European officials are still dead set against mass vaccination; there are 300 million head of livestock in the 15 European Union member countries, posing a nightmarish logistical problem, not to mention the costs and export implications.
But British Prime Minister Tony Blair, who has taken personal control of the battle against the disease in Britain, yesterday discussed with farmers' leaders the possibility of targeted vaccination of cattle in the two worst-hit regions of England so as to halt the spread of infection.
That would block exports from those regions for at least 12 months, but Mr. Blair has more than agricultural economics on his mind.
Britain's meat and food exports that would be at risk total $1.9 billion a year; losing that would be a dreadful blow to the British economy, and especially to cattle farmers still reeling from the effects of "mad cow" disease.

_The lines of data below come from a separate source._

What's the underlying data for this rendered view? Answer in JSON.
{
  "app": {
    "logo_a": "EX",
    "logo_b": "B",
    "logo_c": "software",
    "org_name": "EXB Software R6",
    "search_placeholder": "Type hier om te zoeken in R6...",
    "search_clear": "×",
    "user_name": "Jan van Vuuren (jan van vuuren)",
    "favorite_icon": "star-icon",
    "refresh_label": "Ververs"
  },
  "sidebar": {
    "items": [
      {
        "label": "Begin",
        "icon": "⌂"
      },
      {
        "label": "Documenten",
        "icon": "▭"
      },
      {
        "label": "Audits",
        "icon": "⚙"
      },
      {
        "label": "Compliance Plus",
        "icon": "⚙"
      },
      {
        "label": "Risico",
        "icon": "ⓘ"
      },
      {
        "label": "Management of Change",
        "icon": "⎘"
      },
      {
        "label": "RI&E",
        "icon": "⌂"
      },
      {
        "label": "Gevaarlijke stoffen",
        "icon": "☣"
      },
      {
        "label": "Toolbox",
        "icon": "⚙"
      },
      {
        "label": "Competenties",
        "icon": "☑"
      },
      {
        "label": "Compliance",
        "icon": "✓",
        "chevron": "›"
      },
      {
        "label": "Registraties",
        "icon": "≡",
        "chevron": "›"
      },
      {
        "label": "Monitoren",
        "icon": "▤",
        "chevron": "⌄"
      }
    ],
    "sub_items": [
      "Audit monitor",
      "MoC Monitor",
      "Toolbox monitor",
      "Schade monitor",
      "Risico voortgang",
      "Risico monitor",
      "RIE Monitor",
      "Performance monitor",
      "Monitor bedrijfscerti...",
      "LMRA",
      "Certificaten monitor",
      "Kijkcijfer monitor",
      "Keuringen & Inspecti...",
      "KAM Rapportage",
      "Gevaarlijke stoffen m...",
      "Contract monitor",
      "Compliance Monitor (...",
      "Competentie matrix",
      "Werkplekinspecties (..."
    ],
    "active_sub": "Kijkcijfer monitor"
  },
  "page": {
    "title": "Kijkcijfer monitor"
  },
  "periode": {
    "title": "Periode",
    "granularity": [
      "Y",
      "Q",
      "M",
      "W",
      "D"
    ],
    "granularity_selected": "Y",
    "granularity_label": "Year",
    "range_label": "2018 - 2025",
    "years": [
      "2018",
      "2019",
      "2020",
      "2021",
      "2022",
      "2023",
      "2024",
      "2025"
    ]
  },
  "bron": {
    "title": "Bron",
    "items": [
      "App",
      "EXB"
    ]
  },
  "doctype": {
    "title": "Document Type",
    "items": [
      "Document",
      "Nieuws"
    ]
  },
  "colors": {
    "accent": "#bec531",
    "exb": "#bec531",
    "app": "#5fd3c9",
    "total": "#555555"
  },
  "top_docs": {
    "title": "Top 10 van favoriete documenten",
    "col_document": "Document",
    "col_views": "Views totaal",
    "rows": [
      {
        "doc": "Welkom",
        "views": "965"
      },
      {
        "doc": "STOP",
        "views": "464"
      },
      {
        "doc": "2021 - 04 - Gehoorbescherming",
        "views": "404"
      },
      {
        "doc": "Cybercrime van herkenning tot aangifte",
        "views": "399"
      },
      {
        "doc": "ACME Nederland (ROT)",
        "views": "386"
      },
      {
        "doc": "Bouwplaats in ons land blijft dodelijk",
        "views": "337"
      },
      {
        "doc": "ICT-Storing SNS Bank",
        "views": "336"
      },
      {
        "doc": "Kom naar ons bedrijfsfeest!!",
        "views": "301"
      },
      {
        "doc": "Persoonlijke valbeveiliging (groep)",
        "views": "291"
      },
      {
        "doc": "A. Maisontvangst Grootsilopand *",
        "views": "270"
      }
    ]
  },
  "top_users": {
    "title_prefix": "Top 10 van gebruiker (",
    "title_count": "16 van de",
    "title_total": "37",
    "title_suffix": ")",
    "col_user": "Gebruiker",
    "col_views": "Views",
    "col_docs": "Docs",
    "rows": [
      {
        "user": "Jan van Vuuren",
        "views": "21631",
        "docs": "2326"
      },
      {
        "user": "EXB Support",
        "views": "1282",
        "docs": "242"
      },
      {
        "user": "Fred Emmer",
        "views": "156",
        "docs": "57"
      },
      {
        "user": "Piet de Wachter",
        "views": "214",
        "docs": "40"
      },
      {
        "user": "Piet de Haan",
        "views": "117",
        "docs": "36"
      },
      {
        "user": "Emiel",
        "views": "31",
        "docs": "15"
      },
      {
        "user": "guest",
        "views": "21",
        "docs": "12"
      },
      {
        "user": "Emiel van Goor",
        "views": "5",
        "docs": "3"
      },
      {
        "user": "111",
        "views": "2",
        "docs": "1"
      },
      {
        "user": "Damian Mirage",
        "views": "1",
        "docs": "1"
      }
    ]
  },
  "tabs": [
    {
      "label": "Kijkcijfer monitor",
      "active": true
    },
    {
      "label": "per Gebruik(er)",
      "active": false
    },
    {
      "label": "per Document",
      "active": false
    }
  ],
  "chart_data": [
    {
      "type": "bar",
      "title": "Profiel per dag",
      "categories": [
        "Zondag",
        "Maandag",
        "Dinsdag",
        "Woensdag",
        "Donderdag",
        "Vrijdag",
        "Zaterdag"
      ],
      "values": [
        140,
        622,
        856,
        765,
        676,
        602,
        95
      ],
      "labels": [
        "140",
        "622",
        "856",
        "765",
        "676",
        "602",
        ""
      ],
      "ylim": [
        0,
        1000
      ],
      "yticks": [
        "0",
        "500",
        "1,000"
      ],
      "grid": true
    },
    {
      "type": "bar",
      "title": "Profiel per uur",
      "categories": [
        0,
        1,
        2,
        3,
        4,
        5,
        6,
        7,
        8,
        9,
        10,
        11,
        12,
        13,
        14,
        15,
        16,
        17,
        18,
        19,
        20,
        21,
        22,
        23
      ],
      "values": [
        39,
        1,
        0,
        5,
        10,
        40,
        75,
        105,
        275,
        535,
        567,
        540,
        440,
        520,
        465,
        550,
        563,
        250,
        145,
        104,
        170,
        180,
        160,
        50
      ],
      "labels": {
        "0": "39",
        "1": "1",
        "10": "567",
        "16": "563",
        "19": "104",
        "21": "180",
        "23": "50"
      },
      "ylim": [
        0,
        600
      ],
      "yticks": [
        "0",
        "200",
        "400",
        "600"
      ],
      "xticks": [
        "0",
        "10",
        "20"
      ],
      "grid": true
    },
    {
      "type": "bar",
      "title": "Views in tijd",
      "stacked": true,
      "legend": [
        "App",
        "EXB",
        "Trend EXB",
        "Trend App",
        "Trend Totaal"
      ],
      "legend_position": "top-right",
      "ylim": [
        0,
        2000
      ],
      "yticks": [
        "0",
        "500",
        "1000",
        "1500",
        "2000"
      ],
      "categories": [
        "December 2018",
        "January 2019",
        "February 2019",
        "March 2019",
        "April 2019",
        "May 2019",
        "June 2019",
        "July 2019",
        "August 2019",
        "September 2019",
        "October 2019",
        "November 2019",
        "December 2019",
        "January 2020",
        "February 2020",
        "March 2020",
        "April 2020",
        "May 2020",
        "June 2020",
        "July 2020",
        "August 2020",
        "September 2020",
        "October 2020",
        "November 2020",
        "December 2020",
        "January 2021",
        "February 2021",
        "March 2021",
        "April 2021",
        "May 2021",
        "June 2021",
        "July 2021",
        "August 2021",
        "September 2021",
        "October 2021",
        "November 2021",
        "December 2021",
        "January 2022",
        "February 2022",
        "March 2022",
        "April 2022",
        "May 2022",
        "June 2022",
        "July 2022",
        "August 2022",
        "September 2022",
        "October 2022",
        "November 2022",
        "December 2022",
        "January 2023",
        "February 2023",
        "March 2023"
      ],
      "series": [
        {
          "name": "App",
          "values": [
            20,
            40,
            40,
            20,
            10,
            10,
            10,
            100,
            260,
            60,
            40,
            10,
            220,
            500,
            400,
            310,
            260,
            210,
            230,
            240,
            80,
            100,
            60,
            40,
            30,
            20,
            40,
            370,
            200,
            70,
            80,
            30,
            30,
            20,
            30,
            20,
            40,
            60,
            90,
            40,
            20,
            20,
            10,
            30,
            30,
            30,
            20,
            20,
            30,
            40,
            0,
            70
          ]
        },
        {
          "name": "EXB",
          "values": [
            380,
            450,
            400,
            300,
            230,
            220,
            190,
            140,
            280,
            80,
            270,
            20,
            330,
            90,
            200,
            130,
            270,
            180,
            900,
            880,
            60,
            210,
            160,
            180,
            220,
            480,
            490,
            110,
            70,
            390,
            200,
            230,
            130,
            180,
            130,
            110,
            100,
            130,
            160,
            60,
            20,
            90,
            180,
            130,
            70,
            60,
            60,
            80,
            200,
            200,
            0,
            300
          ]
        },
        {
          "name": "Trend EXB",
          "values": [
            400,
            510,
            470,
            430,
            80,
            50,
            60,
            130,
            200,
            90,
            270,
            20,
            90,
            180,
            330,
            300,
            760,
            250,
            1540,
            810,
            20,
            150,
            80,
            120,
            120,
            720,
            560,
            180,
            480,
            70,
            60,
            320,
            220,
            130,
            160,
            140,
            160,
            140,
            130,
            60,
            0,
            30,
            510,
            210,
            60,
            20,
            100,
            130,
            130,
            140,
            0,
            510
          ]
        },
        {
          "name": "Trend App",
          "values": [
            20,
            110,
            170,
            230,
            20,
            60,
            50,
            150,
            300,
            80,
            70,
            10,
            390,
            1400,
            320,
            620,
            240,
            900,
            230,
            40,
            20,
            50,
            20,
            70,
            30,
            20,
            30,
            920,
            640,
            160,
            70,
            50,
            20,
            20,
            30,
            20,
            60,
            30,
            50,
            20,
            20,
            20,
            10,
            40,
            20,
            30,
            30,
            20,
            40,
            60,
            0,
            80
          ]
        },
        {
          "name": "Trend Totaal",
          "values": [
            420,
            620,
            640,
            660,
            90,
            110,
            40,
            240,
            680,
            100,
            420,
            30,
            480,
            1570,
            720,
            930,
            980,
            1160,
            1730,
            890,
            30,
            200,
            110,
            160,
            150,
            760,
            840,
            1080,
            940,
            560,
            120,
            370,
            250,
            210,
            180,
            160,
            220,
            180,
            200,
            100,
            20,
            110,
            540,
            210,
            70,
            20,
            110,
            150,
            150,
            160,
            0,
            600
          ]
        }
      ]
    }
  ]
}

But Britain's annual revenue from tourism tops $11.5 billion every year, and the pictures of smoking pyres illustrating stories of the closed-off countryside are turning tourists off worldwide.
The British Tourist Authority reports that the number of visitors to Britain in March this year is down by 30 percent from March of last year.
Even for farmers, the economics of vaccination may begin to look attractive as foot-and-mouth continues to run rampant. "Emergency vaccination ... would at worst result in 12 months loss of the export trade," argues a report by Lawrence Woodward, an agricultural researcher in Britain
The government, he argues, should consult farmers, "to determine if they would accept this financial loss rather than the enormity of the proposed regional cull."